Covid, Mediapro, suspense à tous les étages: une saison folle en L1

Le Parc de Princes à huis clos à l’occasion du match PSG-Rennes disputé le 7 novembre 2020
Par Jeremy TALBOT / © 2021 AFP

En passe de se refermer, la saison 2020/21 de la Ligue 1 s’est écrite avec des ingrédients inédits, entre la défaillance du diffuseur Mediapro, la pandémie de Covid-19 en perturbateur majeur et un sprint final haletant dans le haut comme le bas du classement.

Voici le thermomètre d’une saison pas comme les autres:

. Froid: stades vides et cas de Covid

Pour lancer la saison du nouveau diffuseur Mediapro, la Ligue avait placé MarseilleSaint-Étienne en ouverture le 21 août. Las, la fête a été gâchée par le Covid-19 qui a contaminé plusieurs joueurs de l’OM et entraîné le report du choc. A la place? Un triste Bordeaux-Nantes (0-0), annonciateur d’un exercice difficile pour les deux rivaux de l’Atlantique.

“On a été une des rares ligues à arrêter notre championnat et quand on redémarre il y a déjà des matches reportés (…), c’est un mauvais signal”, regrette alors l’entraîneur de Lille Christophe Galtier.

Partout, les stades de France résonnent creux car, avec le rebond de la pandémie, la présence de supporters reste extrêmement limitée. De fait, les rencontres de L1 sont disputées devant 5.000 personnes maximum (public, staff, sécurité, médias), une jauge vite abaissée à 1.000 personnes, avant de laisser place aux tristes huis clos.

Adieu les recettes de billetterie pour les clubs et adieu l’ambiance dans les stades, où parfois une bande son pré-enregistrée de chants de supporters tente de masquer le vide.

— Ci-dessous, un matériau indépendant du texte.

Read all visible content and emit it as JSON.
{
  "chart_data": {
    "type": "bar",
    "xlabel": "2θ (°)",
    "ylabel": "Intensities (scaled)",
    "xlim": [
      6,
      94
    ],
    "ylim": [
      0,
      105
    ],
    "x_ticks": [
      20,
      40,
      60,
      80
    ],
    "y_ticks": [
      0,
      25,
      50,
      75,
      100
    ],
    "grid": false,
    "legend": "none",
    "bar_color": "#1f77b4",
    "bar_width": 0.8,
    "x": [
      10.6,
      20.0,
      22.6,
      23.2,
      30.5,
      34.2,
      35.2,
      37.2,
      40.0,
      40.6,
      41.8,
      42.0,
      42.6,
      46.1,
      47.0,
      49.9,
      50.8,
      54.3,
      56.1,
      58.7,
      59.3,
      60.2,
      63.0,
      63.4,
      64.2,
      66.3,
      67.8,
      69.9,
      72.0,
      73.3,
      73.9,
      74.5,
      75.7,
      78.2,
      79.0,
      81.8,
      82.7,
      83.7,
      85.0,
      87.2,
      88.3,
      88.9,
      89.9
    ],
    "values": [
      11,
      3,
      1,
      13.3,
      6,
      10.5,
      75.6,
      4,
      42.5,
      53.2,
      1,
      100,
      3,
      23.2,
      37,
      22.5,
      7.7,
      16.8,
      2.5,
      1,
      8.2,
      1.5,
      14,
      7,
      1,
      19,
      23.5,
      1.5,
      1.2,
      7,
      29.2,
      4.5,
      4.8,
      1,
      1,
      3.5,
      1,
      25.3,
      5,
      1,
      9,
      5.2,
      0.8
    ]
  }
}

. Glacial: impasse et passe d’armes sur les droits TV

En octobre, c’est la douche froide pour le foot français, sonné par la bombe du patron de Mediapro. “Nous voulons rediscuter le contrat de cette saison. Elle est très affectée par le Covid-19”, affirme Jaume Roures auprès de L’Equipe.

Détenteur de 80% des droits TV de la L1, le groupe espagnol à capitaux chinois est incapable de verser l’argent dû à la Ligue, obligée de trouver une solution d’urgence face à la panique qui saisit les clubs. Le manque à gagner s’élève à plusieurs centaines de millions d’euros pour ces derniers, qui bâtissent une grande partie de leurs budgets sur les droits télévisuels.

“La crise Covid est mondiale, mais la crise Médiapro n’est tombée que sur le championnat français”, rappelait Christophe Galtier début avril dans un entretien à l’AFP.

Rupture de contrat, litiges juridiques multiples, appels d’offre: la Ligue dirigée par Vincent Labrune se démène pour éviter l’écran noir, jusqu’à l’annonce début février d’un accord avec Canal+ pour la fin de saison. Cela se traduit par une baisse des revenus télévisuels des clubs à hauteur de 49% pour l’exercice en cours, selon des sources ayant connaissance du dossier.

. Brûlant: lutte au sommet, survie dans l’élite

A deux journées du terme, le championnat de France est loin d’avoir livré son verdict pour le titre, le podium final, les tickets pour l’Europe et la relégation.

Chose rare, un quatuor constitué par Lille, le Paris SG, Monaco et Lyon a longtemps joué des coudes pour le titre. Avec trois points de plus, les Dogues lillois sont désormais en pôle pour ravir le trône aux superstars parisiennes, pourtant annoncés gagnants en début de saison. Orphelin de son buteur nigérian Victor Osimhen parti à Naples, secoué en coulisses par la vente du club, Lille pourrait rééditer la surprise créée en 2012 par Montpellier, champion au nez et à la barbe du puissant PSG.

Les billets pour la lucrative Ligue des champions ne sont par ailleurs pas encore attribués. Monaco (3e, 74 points) guette un faux-pas du PSG (76 pts) et se méfie de Lyon (4e, 73 points). Sur les 44 équipes ayant remporté au moins autant de points que l’OL à ce stade de la saison, seul Marseille en 2017/18 n’avait pas terminé sur le podium, d’après le statisticien Opta. L’équipe était entraînée par Rudi Garcia, l’actuel entraîneur de l’OL…

Quatre équipes sont en outre engagées dans un bras de fer pour les 5e et 6e places qualificatives pour les “petites” Coupes d’Europe: l’OM, Lens, Rennes et, dans une moindre mesure, Montpellier.

Le suspense est tout aussi élevé dans le bas de tableau, avec sept clubs à la lutte pour ne pas accompagner Dijon en Ligue 2 ou s’aventurer dans un barrage incertain. Des monuments comme Nantes (en position de barragiste) et Bordeaux (15e) sont ainsi menacés.